En parallèle, tout l’enjeu est d’évaluer la situation
générale du patient, indépendamment de
l’épisode aigu dont il souffre. Pour cela, il faut recueillir en
peu de temps le maximum d’informations : tenter d’avoir accès
à son dossier médical, contacter le médecin
traitant ou le spécialiste qui le suit habituellement, consulter
la famille, échanger avec les infirmières…
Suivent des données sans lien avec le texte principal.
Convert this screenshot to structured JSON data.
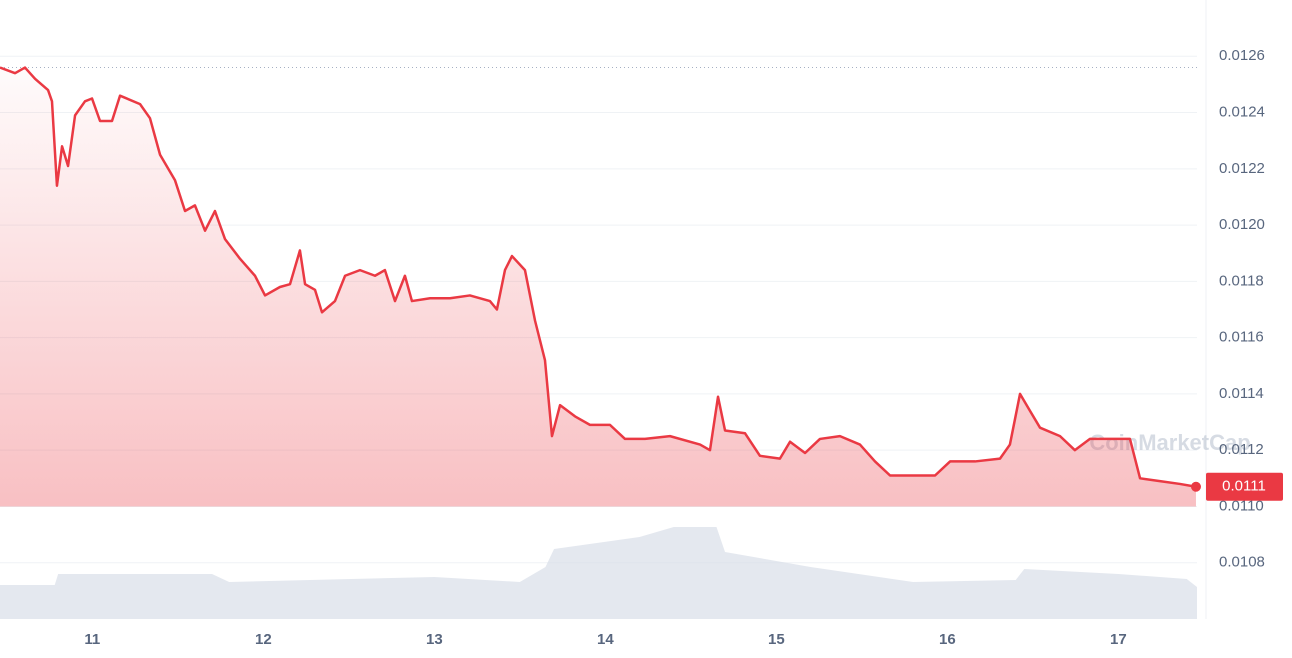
{
  "chart_data": {
    "type": "line",
    "watermark": "CoinMarketCap",
    "xlim": [
      10.46,
      17.46
    ],
    "xticks": [
      11,
      12,
      13,
      14,
      15,
      16,
      17
    ],
    "ylim": [
      0.0106,
      0.0128
    ],
    "yticks": [
      0.0108,
      {
        "value": 0.011,
        "label": "0.0110"
      },
      0.0112,
      0.0114,
      0.0116,
      0.0118,
      {
        "value": 0.012,
        "label": "0.0120"
      },
      0.0122,
      0.0124,
      0.0126
    ],
    "grid": true,
    "series": [
      {
        "name": "Price",
        "color": "#ea3943",
        "x": [
          10.46,
          10.548,
          10.606,
          10.665,
          10.741,
          10.764,
          10.793,
          10.823,
          10.858,
          10.899,
          10.957,
          10.998,
          11.045,
          11.115,
          11.162,
          11.279,
          11.337,
          11.396,
          11.483,
          11.542,
          11.6,
          11.659,
          11.717,
          11.776,
          11.864,
          11.951,
          12.01,
          12.097,
          12.156,
          12.214,
          12.244,
          12.302,
          12.343,
          12.419,
          12.478,
          12.565,
          12.653,
          12.711,
          12.77,
          12.828,
          12.869,
          12.975,
          13.092,
          13.208,
          13.325,
          13.366,
          13.413,
          13.454,
          13.53,
          13.589,
          13.647,
          13.688,
          13.735,
          13.823,
          13.91,
          14.027,
          14.115,
          14.232,
          14.378,
          14.554,
          14.612,
          14.659,
          14.7,
          14.817,
          14.904,
          15.021,
          15.08,
          15.168,
          15.255,
          15.372,
          15.489,
          15.577,
          15.665,
          15.782,
          15.928,
          16.016,
          16.162,
          16.308,
          16.366,
          16.425,
          16.483,
          16.542,
          16.659,
          16.746,
          16.834,
          16.951,
          17.068,
          17.127,
          17.243,
          17.36,
          17.454
        ],
        "values": [
          0.01256,
          0.01254,
          0.01256,
          0.01252,
          0.01248,
          0.01244,
          0.01214,
          0.01228,
          0.01221,
          0.01239,
          0.01244,
          0.01245,
          0.01237,
          0.01237,
          0.01246,
          0.01243,
          0.01238,
          0.01225,
          0.01216,
          0.01205,
          0.01207,
          0.01198,
          0.01205,
          0.01195,
          0.01188,
          0.01182,
          0.01175,
          0.01178,
          0.01179,
          0.01191,
          0.01179,
          0.01177,
          0.01169,
          0.01173,
          0.01182,
          0.01184,
          0.01182,
          0.01184,
          0.01173,
          0.01182,
          0.01173,
          0.01174,
          0.01174,
          0.01175,
          0.01173,
          0.0117,
          0.01184,
          0.01189,
          0.01184,
          0.01166,
          0.01152,
          0.01125,
          0.01136,
          0.01132,
          0.01129,
          0.01129,
          0.01124,
          0.01124,
          0.01125,
          0.01122,
          0.0112,
          0.01139,
          0.01127,
          0.01126,
          0.01118,
          0.01117,
          0.01123,
          0.01119,
          0.01124,
          0.01125,
          0.01122,
          0.01116,
          0.01111,
          0.01111,
          0.01111,
          0.01116,
          0.01116,
          0.01117,
          0.01122,
          0.0114,
          0.01134,
          0.01128,
          0.01125,
          0.0112,
          0.01124,
          0.01124,
          0.01124,
          0.0111,
          0.01109,
          0.01108,
          0.01107
        ],
        "last_label": "0.0111"
      }
    ],
    "volume": {
      "color": "#d9dee8",
      "ylim": [
        0,
        100
      ],
      "x": [
        10.46,
        10.78,
        10.8,
        11.7,
        11.8,
        13.0,
        13.5,
        13.65,
        13.7,
        14.2,
        14.4,
        14.65,
        14.7,
        15.2,
        15.6,
        15.8,
        16.4,
        16.45,
        17.0,
        17.4,
        17.46
      ],
      "values": [
        34,
        34,
        45,
        45,
        37,
        42,
        37,
        52,
        70,
        82,
        92,
        92,
        67,
        52,
        42,
        37,
        39,
        50,
        45,
        40,
        32
      ]
    }
  }
}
« Ce temps-là, on le prend », assure
l’urgentiste. Avec l’objectif de parvenir à la meilleure
décision possible, d’agir au plus près de
l’intérêt et des souhaits du patient, même s’il est
inconscient. Quitte, dans certains cas, à limiter les
thérapeutiques actives si celles-ci sont synonymes
d’acharnement. « Quand c’est la fin, les personnes
âgées meurent dans de bonnes conditions, sans qu’il soit
besoin de faire une injection létale. »
La loi Leonetti offre un cadre adapté et suffisant
Pour Jeannot Schmidt, la loi Leonetti de 2005 sur la fin de vie offre
un cadre adapté et suffisant. Elle proscrit «
l’obstination déraisonnable », permet au patient de
refuser tout traitement même vital et autorise le médecin
à utiliser des antalgiques puissants pouvant avoir pour effet
secondaire d’abréger la vie, si c’est le seul moyen de soulager
ses souffrances.
« Ce texte permet un véritable accompagnement en
respectant le patient, ses proches et les soignants »,
souligne de son côté Patrick Goldstein, à la
tête des urgences du CHU de Lille, qui précise : «
On ne prend jamais seul et de façon brutale une décision
d’arrêt de traitement. On se réunit avec l’équipe
et l’on consulte la famille », en vertu d’une
collégialité prévue par la loi.
S’il partage ces analyses, le gériatre Marc Verny apporte
cependant quelques nuances sur la prise en charge des personnes
âgées aux urgences. « Ces services sont soumis
à de grandes contraintes matérielles qui rendent
difficile le recueil d’une information fiable », estime le
médecin qui travaille au quotidien avec les urgences de la
Pitié-Salpêtrière à Paris.
« Ce n’est pas un endroit pour mourir »
Autre danger, à ses yeux : une forte pression qui, d’une
manière générale, conduit à donner moins de
chances aux patients les plus âgés. « Ce n’est pas
forcément conscient, mais des études montrent par exemple
qu’en réanimation, on va privilégier un malade qui a la
cinquantaine par rapport à un patient de 80 ans dont le
pronostic est pourtant meilleur ; ou encore, que les vieux malades ont
moins souvent accès à l’IRM. »
Quoi qu’il en soit, les médecins s’accordent pour dire qu’il
faut éviter, dans la mesure du possible, que les patients
finissent leurs jours aux urgences. Car en dépit des efforts des
équipes, notamment pour préserver la dignité et
l’intimité des personnes, « ce n’est pas un endroit pour
mourir », rappelle Patrick Goldstein, à Lille.
Un gros travail est à engager : en amont, pour mieux former les
médecins de ville et favoriser les réseaux de soins
palliatifs ; en aval, pour libérer ou créer des lits dans
des services plus adaptés à la fin de vie.